LG Electronics plans to explore quantum applications with IBM in the coming years with emphasis on areas as diverse as AI, IoT, robotics, and analytics on the table for potential quantum speedups.
The South Korean electronics giant will be joining IBM’s Quantum Network, which already includes a number of other technology manufacturers including Sony, as well as manufacturers like Toyota, Mitsubishi, Samsung, Boeing, Daimler, and others.
IBM’s Quantum Network is designed to provide access to its own hardware and software platforms for quantum development, systems use, and training. For companies like LG and other members, it means a chance to explore the possible value of practical quantum computing while IBM benefits from industry-specific insight to guide next-generation quantum products and services.
LG has been exploring quantum possibilities for some time prior to today’s announcement. The company has had a quantum application team since late 2018, which is now led by former Intel and AMD engineer Brad Kim. In early 2021, LG formed ties with Dutch quantum algorithm startup Qu & Co, to explore potential use cases.
All of this is happening at a time when IBM has made notable leaps for both hardware and software platforms, all of which are accessible via cloud interface. As enterprise quantum development takes off, this means more capability for solving real-world problems on quantum systems.
IBM recently announced its “Eagle” 127-qubit quantum device and shed light on how it is packaged into a system via the IBM Quantum System Two for users who might want to bring quantum hardware in-house. IBM Quantum Network members, which now include LG, will be in line to get access to the platforms.
Other APAC technology and manufacturing companies are already using an IBM System One, including Sony, Toyota, and Mitsubishi Chemical Holdings, this time via a partnership with the University of Tokyo. That work includes building and running quantum applications as wide-ranging as new drug development, financial modeling, logistics optimizations and cryptography.
It would not be unlikely to see a similar center in South Korean academic institutions and companies in the country. In 2019 the South Korean Ministry of Science and ICT announced a wide-ranging $40 million investment in quantum computing for a five-year span designed to develop devices, software systems, and a pool of talent with the internal goal of creating a 4-qubit quantum device with 90 percent reliability by 2023.
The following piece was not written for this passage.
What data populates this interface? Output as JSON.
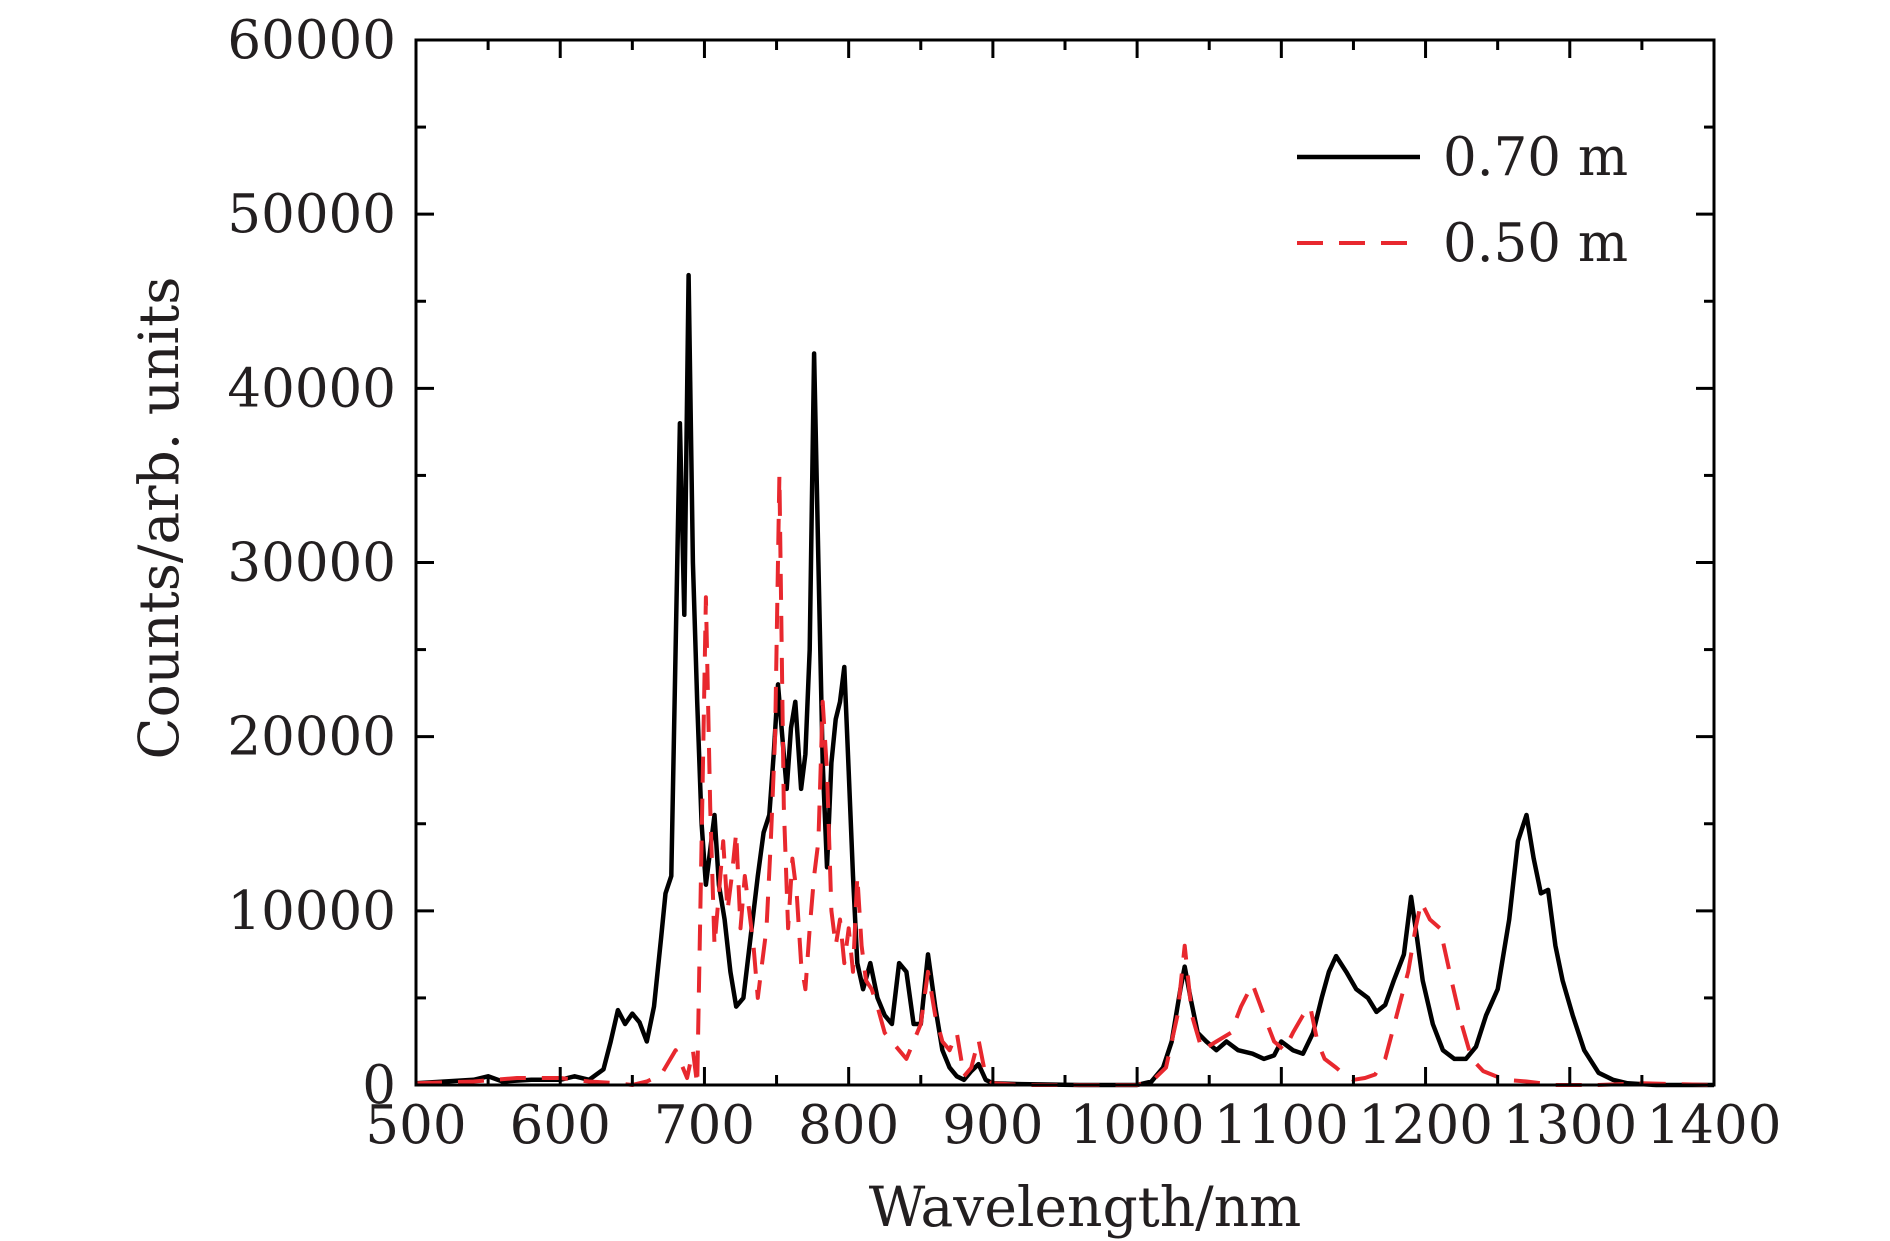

“Based on our open innovation strategy, we plan to use IBM Quantum to develop our competency in quantum computing,” said Byoung-Hoon Kim, CTO and Executive Vice President of LG Electronics. “We aim to provide customers with value that they have not experienced so far by leveraging quantum computing technology in future businesses.”
“We’re happy to welcome LG Electronics to a growing quantum computing ecosystem in Korea at an exciting time for the region,” said Jay Gambetta, IBM Fellow and VP, Quantum Computing at IBM. “The relationship between IBM and LG Electronics will permit LG to explore new types of problems associated with emerging technologies and will help strengthen the quantum capabilities in Korea.”